After being fired from yet another job, Bendix is about to lose both his wife and his family when his father-in-law suggests he think about becoming an umpire. After all, doesn't it make sense to try to find a way to make a living where one so very much wants to be, day-in and day-out? Reluctantly, Bendix enrolls in a school for wanna-be umpires run by William Frawley. "How can I be an umpire?" he declares. "I have perfect vision!"
A series of wildly humorous attempts at getting thrown out of umpire school sets the stage for even wackier antics later, including an outrageously undercranked chase scene that makes the typical Keystone Cops caper look like Slo Mo Drabowsky in pursuit of a Dodger Dog.
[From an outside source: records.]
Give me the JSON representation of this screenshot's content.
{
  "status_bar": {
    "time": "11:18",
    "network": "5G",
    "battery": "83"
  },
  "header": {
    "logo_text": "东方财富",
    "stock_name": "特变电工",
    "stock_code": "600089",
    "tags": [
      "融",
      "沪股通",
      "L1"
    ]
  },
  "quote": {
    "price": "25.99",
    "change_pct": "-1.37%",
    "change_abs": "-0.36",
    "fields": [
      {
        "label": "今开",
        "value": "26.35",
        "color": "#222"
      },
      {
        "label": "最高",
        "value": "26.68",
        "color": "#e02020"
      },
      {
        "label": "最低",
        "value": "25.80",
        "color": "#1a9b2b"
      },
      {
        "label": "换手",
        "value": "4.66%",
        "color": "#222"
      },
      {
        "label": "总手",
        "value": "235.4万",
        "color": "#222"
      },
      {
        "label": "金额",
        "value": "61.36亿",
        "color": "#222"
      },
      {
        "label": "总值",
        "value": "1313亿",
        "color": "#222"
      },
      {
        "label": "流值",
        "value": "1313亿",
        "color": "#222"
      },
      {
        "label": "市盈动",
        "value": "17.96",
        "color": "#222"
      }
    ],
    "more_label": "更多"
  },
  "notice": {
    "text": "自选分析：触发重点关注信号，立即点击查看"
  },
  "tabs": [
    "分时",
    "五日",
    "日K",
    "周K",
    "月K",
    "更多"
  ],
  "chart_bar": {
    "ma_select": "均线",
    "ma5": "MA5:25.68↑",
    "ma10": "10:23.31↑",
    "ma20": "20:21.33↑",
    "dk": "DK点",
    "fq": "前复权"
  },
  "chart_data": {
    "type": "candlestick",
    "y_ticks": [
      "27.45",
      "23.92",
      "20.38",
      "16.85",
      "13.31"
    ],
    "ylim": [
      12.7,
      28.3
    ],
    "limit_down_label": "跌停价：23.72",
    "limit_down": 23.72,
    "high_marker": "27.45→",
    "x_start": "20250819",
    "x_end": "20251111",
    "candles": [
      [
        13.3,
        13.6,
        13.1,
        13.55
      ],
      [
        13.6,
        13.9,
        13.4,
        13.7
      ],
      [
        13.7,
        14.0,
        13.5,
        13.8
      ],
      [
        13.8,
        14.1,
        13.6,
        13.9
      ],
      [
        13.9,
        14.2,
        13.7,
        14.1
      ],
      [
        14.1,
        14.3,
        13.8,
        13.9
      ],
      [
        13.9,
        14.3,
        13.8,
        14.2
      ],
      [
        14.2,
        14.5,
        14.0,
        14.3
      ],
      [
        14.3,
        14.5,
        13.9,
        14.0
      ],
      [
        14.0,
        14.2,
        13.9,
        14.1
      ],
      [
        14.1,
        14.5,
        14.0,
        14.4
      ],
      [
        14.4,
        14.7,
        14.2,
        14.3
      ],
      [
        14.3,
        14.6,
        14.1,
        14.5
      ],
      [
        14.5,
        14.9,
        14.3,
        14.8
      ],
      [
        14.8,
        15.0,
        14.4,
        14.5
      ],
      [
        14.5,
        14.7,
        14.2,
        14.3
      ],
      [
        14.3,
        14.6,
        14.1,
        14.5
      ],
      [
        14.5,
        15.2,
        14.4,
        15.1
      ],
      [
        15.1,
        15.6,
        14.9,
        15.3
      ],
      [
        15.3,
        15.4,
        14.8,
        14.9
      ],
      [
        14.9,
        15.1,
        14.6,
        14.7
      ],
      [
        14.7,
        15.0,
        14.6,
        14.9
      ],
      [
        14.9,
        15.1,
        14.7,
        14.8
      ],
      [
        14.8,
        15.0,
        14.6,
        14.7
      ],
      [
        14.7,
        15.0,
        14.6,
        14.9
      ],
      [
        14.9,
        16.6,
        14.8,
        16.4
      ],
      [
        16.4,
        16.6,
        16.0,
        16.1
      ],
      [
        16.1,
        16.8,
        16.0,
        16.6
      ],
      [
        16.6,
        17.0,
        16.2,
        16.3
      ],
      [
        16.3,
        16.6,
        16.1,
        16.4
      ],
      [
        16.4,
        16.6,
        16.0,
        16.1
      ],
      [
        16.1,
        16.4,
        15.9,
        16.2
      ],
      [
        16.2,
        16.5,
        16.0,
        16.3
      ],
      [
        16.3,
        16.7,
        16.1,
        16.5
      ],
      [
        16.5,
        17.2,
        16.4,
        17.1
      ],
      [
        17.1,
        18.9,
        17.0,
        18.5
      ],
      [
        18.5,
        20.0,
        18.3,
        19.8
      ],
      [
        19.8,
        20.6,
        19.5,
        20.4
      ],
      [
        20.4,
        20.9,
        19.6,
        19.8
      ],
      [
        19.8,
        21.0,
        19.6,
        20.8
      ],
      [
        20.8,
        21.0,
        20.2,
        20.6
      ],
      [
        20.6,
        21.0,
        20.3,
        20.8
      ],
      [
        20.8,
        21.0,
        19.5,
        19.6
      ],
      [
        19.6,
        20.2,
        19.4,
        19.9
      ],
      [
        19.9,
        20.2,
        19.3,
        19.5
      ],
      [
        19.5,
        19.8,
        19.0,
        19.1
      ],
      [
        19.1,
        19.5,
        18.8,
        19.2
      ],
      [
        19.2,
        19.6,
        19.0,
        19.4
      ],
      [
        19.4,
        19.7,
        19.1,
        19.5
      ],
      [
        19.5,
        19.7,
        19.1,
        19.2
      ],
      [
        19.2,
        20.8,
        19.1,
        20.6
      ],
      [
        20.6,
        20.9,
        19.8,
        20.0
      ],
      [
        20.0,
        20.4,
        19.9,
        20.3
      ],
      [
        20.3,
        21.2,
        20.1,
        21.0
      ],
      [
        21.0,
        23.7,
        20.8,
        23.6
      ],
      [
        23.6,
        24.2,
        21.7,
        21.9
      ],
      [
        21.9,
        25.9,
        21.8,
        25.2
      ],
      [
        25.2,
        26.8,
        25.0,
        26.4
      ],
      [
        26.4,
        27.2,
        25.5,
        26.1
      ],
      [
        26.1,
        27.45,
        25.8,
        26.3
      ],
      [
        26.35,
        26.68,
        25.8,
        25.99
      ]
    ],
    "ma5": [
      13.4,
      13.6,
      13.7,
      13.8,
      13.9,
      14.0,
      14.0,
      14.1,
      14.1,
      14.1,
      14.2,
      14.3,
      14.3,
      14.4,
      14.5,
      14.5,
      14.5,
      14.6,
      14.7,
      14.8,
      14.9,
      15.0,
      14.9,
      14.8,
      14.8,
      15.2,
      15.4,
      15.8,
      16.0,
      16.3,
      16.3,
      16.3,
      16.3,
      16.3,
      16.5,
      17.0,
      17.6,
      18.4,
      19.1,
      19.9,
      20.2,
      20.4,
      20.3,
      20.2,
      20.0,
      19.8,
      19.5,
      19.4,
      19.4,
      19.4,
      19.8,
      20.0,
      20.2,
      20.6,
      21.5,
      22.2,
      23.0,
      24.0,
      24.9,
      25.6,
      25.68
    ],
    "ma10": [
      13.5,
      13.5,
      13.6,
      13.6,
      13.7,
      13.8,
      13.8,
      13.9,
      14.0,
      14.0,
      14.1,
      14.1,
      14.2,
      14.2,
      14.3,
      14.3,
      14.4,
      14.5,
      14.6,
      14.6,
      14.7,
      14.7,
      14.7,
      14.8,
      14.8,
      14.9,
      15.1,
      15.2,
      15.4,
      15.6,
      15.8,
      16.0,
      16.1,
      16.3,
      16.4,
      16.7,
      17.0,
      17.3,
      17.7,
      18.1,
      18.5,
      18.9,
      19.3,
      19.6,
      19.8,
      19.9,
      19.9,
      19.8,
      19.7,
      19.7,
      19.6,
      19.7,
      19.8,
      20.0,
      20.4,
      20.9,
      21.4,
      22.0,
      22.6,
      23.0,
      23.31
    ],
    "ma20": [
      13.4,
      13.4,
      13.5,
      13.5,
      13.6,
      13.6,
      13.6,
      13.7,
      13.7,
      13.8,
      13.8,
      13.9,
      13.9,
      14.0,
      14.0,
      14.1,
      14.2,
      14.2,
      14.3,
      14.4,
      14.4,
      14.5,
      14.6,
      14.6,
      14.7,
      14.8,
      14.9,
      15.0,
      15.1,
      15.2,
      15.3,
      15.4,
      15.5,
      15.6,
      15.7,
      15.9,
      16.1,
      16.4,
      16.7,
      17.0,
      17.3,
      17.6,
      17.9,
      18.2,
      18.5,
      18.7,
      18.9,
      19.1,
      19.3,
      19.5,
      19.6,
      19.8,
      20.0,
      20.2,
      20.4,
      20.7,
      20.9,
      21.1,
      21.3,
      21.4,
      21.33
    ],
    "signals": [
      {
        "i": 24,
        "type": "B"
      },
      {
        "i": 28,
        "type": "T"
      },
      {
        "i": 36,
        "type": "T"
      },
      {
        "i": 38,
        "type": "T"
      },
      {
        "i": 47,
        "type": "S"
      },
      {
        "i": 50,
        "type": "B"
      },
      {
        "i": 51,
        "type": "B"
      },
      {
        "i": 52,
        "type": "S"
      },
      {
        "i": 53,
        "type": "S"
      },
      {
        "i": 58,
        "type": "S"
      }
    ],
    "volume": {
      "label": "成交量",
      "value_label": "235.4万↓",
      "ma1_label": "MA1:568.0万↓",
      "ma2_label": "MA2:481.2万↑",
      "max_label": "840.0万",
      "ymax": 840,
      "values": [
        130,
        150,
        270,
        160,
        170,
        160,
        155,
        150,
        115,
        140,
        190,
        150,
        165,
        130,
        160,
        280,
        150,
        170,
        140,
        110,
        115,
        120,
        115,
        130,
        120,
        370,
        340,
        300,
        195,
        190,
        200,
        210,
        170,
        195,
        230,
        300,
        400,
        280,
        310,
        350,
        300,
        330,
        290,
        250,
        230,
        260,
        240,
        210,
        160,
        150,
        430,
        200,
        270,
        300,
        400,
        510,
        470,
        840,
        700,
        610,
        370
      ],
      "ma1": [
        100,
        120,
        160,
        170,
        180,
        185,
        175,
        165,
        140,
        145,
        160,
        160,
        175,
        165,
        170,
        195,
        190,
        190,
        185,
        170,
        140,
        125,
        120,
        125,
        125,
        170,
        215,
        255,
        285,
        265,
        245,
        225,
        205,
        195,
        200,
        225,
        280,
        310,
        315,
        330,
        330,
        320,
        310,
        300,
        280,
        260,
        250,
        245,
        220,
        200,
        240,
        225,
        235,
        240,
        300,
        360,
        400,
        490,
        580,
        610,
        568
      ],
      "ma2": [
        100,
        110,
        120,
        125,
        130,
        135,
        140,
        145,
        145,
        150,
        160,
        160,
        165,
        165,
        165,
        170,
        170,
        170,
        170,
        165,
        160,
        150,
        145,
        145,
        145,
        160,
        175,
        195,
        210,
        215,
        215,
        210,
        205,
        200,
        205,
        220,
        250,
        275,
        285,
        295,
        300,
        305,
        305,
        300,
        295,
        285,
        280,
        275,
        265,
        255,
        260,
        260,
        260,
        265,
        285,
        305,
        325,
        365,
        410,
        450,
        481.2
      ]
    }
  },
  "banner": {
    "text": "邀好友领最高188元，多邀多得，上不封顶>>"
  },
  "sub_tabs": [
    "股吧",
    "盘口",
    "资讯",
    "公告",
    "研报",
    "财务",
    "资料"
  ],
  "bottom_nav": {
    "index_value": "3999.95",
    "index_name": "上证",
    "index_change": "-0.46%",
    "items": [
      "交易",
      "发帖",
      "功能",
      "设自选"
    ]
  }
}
It is safe to assume that the assortment of highly entertaining, almost-cartoon like visual gags in KILL THE UMPIRE is the result of Screenwriter Frank Tashlin, who had just moved to features after a long and successful career as a director for various Looney Toon characters including Porky Pig, Bugs Bunny and Elmer Fudd. Hi-jinks abound, but there is a nice moral or two and a vitally important reminder that "there's no place in baseball for people who aren't honest."
This was true over 55 years ago and it certainly remains true today.
Which brings us to Barry Bonds -- "What a revoltin' development he is!"